特 徴:常緑性。ふつう葉柄は葉身よりも短いが、葉柄がある程度長くなるものも見られる。葉柄および中軸につく鱗片には著しい鋸歯がある。観察された個体の葉の大きさは35~65㎝。葉身の先端は細長く尾状に伸びる。胞子のう群は小羽片の辺縁よりにつく。葉身最下部につく胞子のう群は耳垂に優先的につくtypeとそうでないtypeがある。
生育確認数:山地では普通に見られる。小田原久野、大雄山最乗寺。
イノデモドキ、葉身
イノデモドキ、葉柄下部の鱗片(上左)
イノデモドキ、葉柄上部の鱗片(上中)
イノデモドキ、中軸の鱗片 (上右)
イノデモドキ、葉身下部羽片につく胞子のう群(上左、上右)
標本2
イノデモドキ
イノデモドキ、胞子のう群(上)
イノデモドキ、中軸鱗片(左下)
イノデモドキ、葉柄下部鱗片(右下)
標本3
イノデモドキ タカチホイノデ(チャボイノデ×ツヤナシイノデ)
※ご指摘を受け訂正いたします。2016年8月3日
生育していた環境:広い範囲で樹齢を経たスギ林が広がる林床に生育。丈の低い林床植生が生育するようなある程度の明るさのある林内に生育。狭い範囲に5株ほどがややまとまって生育していた。

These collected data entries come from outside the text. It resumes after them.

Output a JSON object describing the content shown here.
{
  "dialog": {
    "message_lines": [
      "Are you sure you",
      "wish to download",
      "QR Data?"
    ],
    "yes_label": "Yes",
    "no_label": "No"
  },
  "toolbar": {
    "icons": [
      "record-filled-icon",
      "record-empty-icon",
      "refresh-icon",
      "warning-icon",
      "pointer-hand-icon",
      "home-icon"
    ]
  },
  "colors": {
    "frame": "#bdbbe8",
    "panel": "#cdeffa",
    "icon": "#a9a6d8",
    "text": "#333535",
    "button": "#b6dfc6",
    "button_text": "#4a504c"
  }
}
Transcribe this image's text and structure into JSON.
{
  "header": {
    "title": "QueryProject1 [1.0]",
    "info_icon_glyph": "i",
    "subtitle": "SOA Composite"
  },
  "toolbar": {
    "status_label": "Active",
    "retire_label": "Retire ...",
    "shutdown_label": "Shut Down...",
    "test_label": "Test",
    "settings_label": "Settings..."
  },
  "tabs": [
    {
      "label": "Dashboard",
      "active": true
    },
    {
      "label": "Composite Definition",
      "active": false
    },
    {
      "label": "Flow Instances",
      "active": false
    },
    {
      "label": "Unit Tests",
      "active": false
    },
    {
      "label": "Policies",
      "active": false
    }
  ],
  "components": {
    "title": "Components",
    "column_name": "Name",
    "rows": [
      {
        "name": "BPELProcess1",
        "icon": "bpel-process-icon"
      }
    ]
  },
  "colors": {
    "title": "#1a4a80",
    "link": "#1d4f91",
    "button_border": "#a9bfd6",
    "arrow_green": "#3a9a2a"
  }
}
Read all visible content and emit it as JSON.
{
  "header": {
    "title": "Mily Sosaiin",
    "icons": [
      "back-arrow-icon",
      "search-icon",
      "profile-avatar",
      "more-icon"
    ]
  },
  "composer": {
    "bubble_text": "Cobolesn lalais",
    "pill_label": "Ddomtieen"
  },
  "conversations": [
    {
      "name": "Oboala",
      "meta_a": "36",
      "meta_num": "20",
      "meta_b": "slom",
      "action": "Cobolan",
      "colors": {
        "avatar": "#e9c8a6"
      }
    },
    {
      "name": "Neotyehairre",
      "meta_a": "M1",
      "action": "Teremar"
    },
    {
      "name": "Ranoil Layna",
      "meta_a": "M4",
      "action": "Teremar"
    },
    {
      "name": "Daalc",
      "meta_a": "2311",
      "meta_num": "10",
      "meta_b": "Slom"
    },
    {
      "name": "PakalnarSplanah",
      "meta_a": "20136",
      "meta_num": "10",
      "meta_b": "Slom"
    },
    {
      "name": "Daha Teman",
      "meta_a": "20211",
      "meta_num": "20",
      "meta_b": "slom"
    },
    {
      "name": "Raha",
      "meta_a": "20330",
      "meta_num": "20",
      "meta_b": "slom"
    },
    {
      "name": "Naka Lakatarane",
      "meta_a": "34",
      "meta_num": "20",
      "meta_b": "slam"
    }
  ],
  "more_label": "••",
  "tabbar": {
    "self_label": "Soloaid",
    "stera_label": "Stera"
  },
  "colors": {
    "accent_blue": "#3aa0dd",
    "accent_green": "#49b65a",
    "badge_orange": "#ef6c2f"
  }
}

観察された特徴:チャボイノデとツヤナシイノデの雑種と推定される。葉の形はチャボイノデ似、葉柄下部の鱗片にはツヤナシイノデの特徴が現れる。常緑性。葉柄は短く、葉柄下部には卵形や広卵形の鱗片を密につける。観察された個体の葉の大きさ30~40cmと小さく、葉の形は幅の狭い長楕円形で葉身の中央から先は先端に向けてなだらかに尾状となる。中軸には辺縁に鋸歯のある広披針形の鱗片を密につける。胞子のう群は辺縁寄りにつく。
生育確認数:1地点。5株程度。久野。